A Stake in the Future

Ed jerks the keys out of the ignition, slams the car door shut, and shoves his way into the grey brick building.

He’s too late. His daughter Molly already hangs from a rafter. Her limp 13-year-old body swings back and forth, raked by claws of harsh white light.

Then she begins her routine.

Molly stretches upward, twists, and flips upside down, slipping through the air with the certainty of a fish swimming through its familiar patch of ocean. Her long ponytail streams behind her like dark, wet seaweed.
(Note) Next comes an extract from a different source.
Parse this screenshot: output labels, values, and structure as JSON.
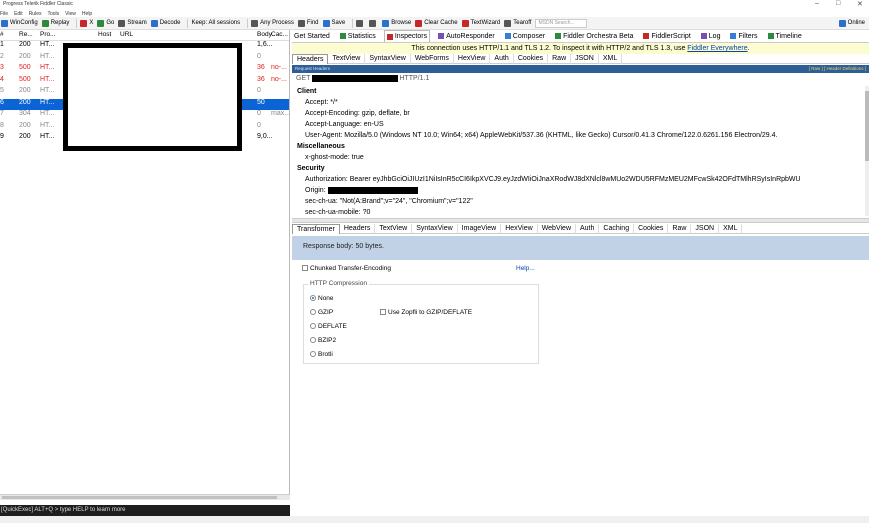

Ed has no idea whether Molly is any better than the other girls. He only knows that he would never be able to challenge gravity the way she does. As Molly swings out from one set of rings and leaps forward through space to catch the next one, it is almost impossible to believe that she is not flying.

This must be what the ancient humans wanted when they dreamt of flight. Not the kind of thing Ed himself knows how to do, piloting the Cityhopper back and forth across the North Sea.
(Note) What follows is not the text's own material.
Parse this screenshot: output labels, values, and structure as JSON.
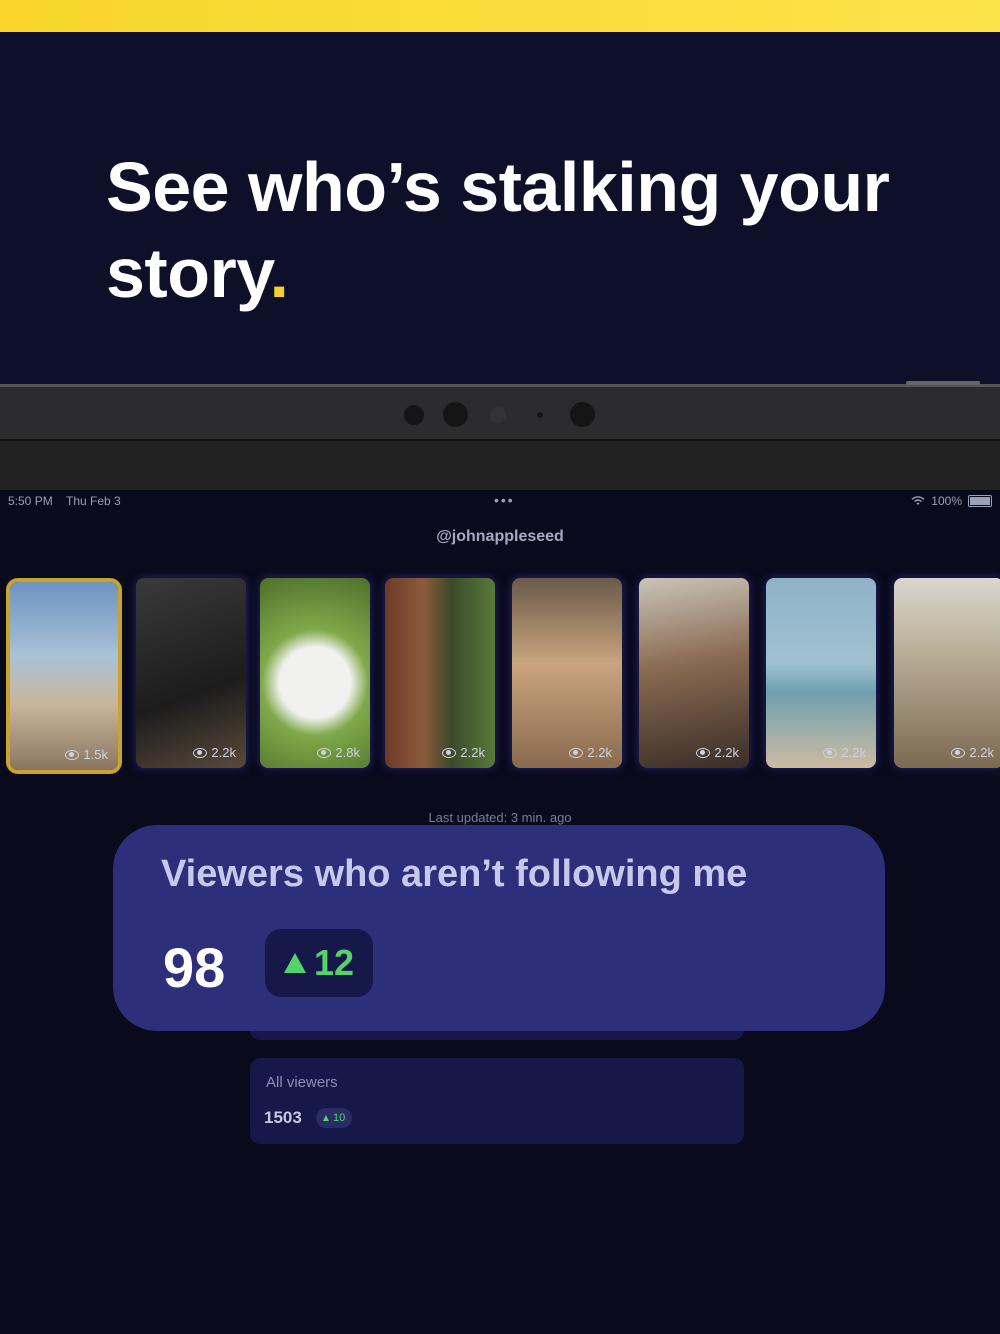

When all the lights come up and the judges huddle together to compare their scores, Ed spots Laura. As usual she sits apart from the other gymnasts’ mothers, studying them the way she sizes up the botanical specimens she gathers in the fields and woods and then arranges into still lives in her studio.

Laura has never been big on small talk, not even at her own dinner table. It’s always been Ed who gabbles away to Molly about his flights, about the silly people he sees in airports, about the stories he and Molly have been reading. Laura listens, sometimes smiles at them, but she never tells her own stories.

“She was great, wasn’t she?” Ed now says to his wife. “Tell her I’m sorry I can’t wait for the judges to make up their minds. Are you sure you don’t want to come with me to talk to this guy? I mean, whatever we decide about my pension, it’s going to affect you and Molly, not just me.”

“Go,” says Laura.

 

The consultant’s office is in a drab ’60s building, tucked away in a trash-strewn lane behind the High Street. It doesn’t inspire confidence. But Ed needs truly independent financial advice. One of the other gymnasts’ dad has a friend who has a friend who said those people at Ares Investments could help set up your retirement, if you were prepared to think out of the box.

The consultant doesn’t look like a lateral thinker, more like the headmistress of Ed’s primary school. She even has antique spectacles swinging on a metal chain around her neck. Her demeanour makes Ed feel he has done something very ill advised, like trying to flush some Play-Doh down the boys’ toilet.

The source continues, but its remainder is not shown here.